The following points are tips* for writing formulas that execute as quickly as possible, by minimizing the necessary data volume and optimizing the operations.

The fundamental guidelines behind these tips are:  

  • Sparsity should be maximized - equivalently, density should be minimized. More BLANKs = less data = easier computation. 
  • the amount of data should be reduced (conditioned, filtered, removed) as much as possible before performing calculations. 

* Not absolute rules, and not an exhaustive list of formula-writing principles. 

 


 

Do not use ISBLANK() or ISNOTBLANK().

Instead, use ISDEFINED().

✅ ISDEFINED() returns BLANK if the tested value is non-blank. 

❌ ISBLANK() returns FALSE if the tested value is non-blank. ❌
Therefore use ISDEFINED() to avoid densifying the metric. 

 

Note: Do not confuse ISBLANK() with IFBLANK(). 

IFBLANK should be used, but carefully. See: 

 


◻ Do not return FALSE or 0 from an IF().

Instead, leave the 3rd argument empty.

✅ IF(Condition, ReturnValue):  returns BLANK where the condition is false, favouring sparsity

❌ IF(Condition, ReturnValue, FALSE): returns FALSE where the condition is false, favouring density
 

 

◻ Wrap equality checks in an IF(..., TRUE).

IF(M1 = M2, True): returns BLANK where the equality check is false, favouring sparsity
❌ M1 = M2: returns FALSE where the equality check is false, favouring density ❌

 


◻ Guard heavy operations with sparse checks using IFDEFINED(). 

Prevent unnecessary full-dimension calculations by only doing the operation on non-blank data points. 
✅ IFDEFINED(MySparseMetric, MySparseMetric[ADD: MyDimension], BLANK)

Particularly important for computationally-heavy operations such as ADD, REMOVE, and CUMULATE.  

 


◻ Filter data as early as possible.

Aim to perform calculations on the minimum number of cells possible by reducing before computing. Begin every formula by scoping out relevant combinations (filters, ISDEFINED checks, etc.) before building the rest of the logic. 

 

 

The order of modifiers matters.

Optimal modifier order: 

  1. FILTER / SELECT (reduce data first)
  2. BY - Aggregation
  3. REMOVE
  4. BY - Allocation
  5. ADD (expand dimensions last)

➡ ️ At the filtering step, if a Dimension is not needed in the output, the SELECT is even better than FILTER because it will remove the unneeded Dimension (retaining only the selected items). 

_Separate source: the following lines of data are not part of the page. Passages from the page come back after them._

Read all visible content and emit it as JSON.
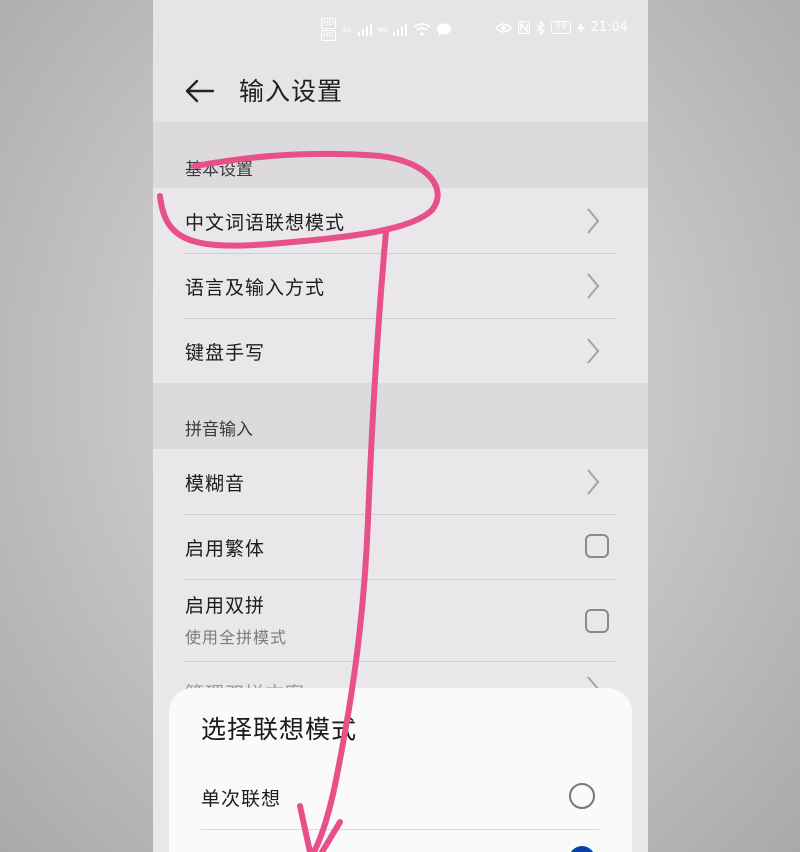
{
  "status_bar": {
    "hd1": "HD",
    "hd2": "HD",
    "net1": "4G",
    "net2": "4G",
    "battery": "89",
    "time": "21:04",
    "icons": [
      "eye-icon",
      "nfc-icon",
      "bluetooth-icon",
      "battery-icon",
      "charging-icon"
    ]
  },
  "header": {
    "title": "输入设置",
    "back_icon": "arrow-left-icon"
  },
  "sections": [
    {
      "header": "基本设置",
      "items": [
        {
          "title": "中文词语联想模式",
          "control": "chevron"
        },
        {
          "title": "语言及输入方式",
          "control": "chevron"
        },
        {
          "title": "键盘手写",
          "control": "chevron"
        }
      ]
    },
    {
      "header": "拼音输入",
      "items": [
        {
          "title": "模糊音",
          "control": "chevron"
        },
        {
          "title": "启用繁体",
          "control": "checkbox",
          "checked": false
        },
        {
          "title": "启用双拼",
          "subtitle": "使用全拼模式",
          "control": "checkbox",
          "checked": false
        },
        {
          "title": "管理双拼方案",
          "control": "chevron"
        }
      ]
    }
  ],
  "sheet": {
    "title": "选择联想模式",
    "options": [
      {
        "label": "单次联想",
        "selected": false
      },
      {
        "label": "",
        "selected": true
      }
    ]
  },
  "colors": {
    "annotation": "#e8508a",
    "selected_radio": "#0a3fa6"
  }
}
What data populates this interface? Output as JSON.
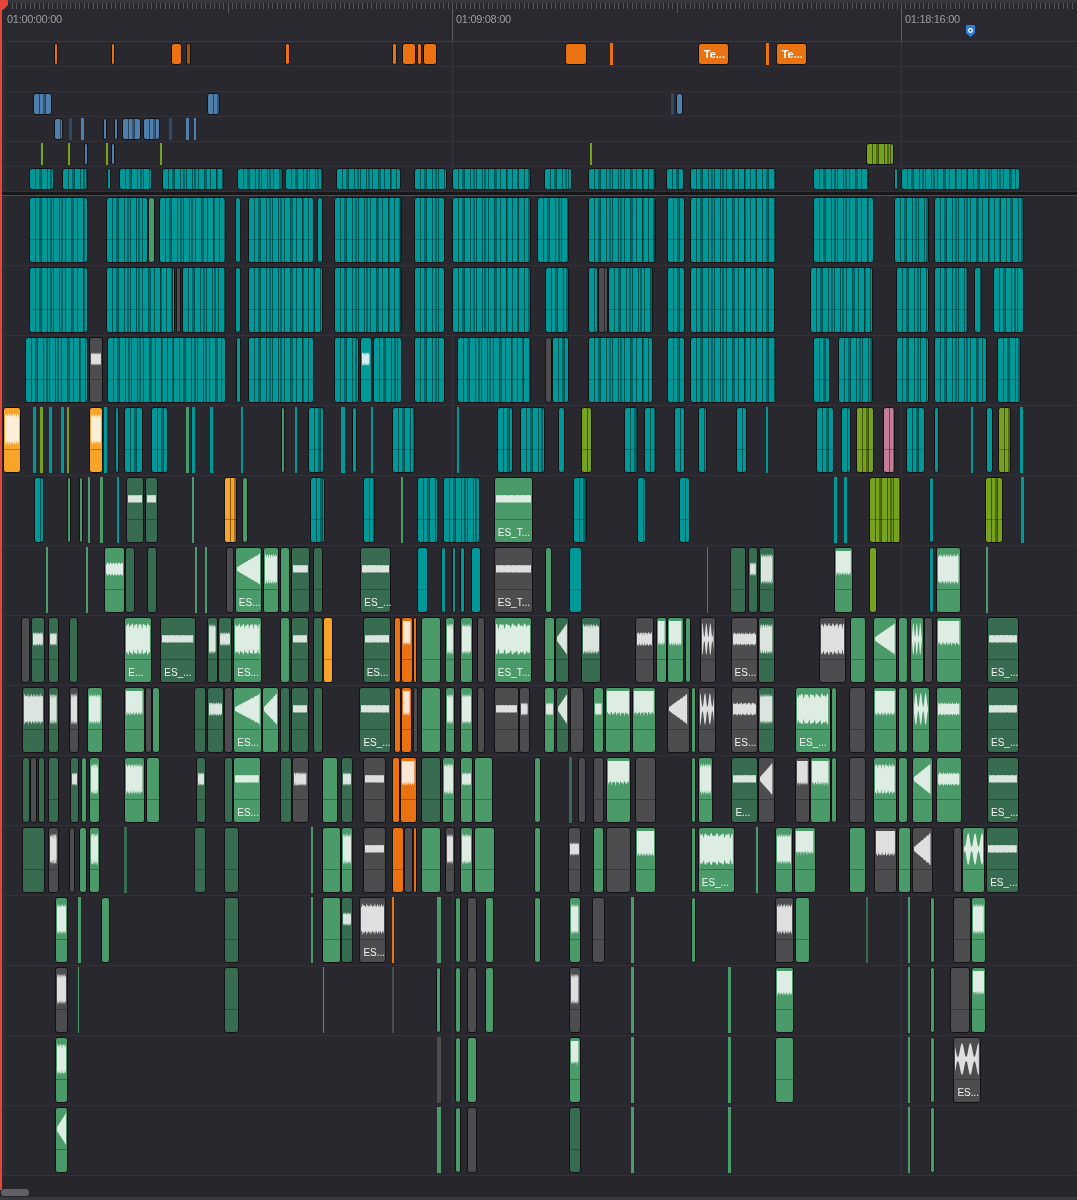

➡ It is especially important to apply REMOVE before expensive operations such as CUMULATE. 

 

 

◻ Do not repeat pieces of a formula. 

Follow the principle: calculate once and re-use.

If the same calculation is repeated multiple times in a formula, then that piece of the formula should be extracted to its own metric where it will be computed a single time, then can be referenced and re-used as many times as needed.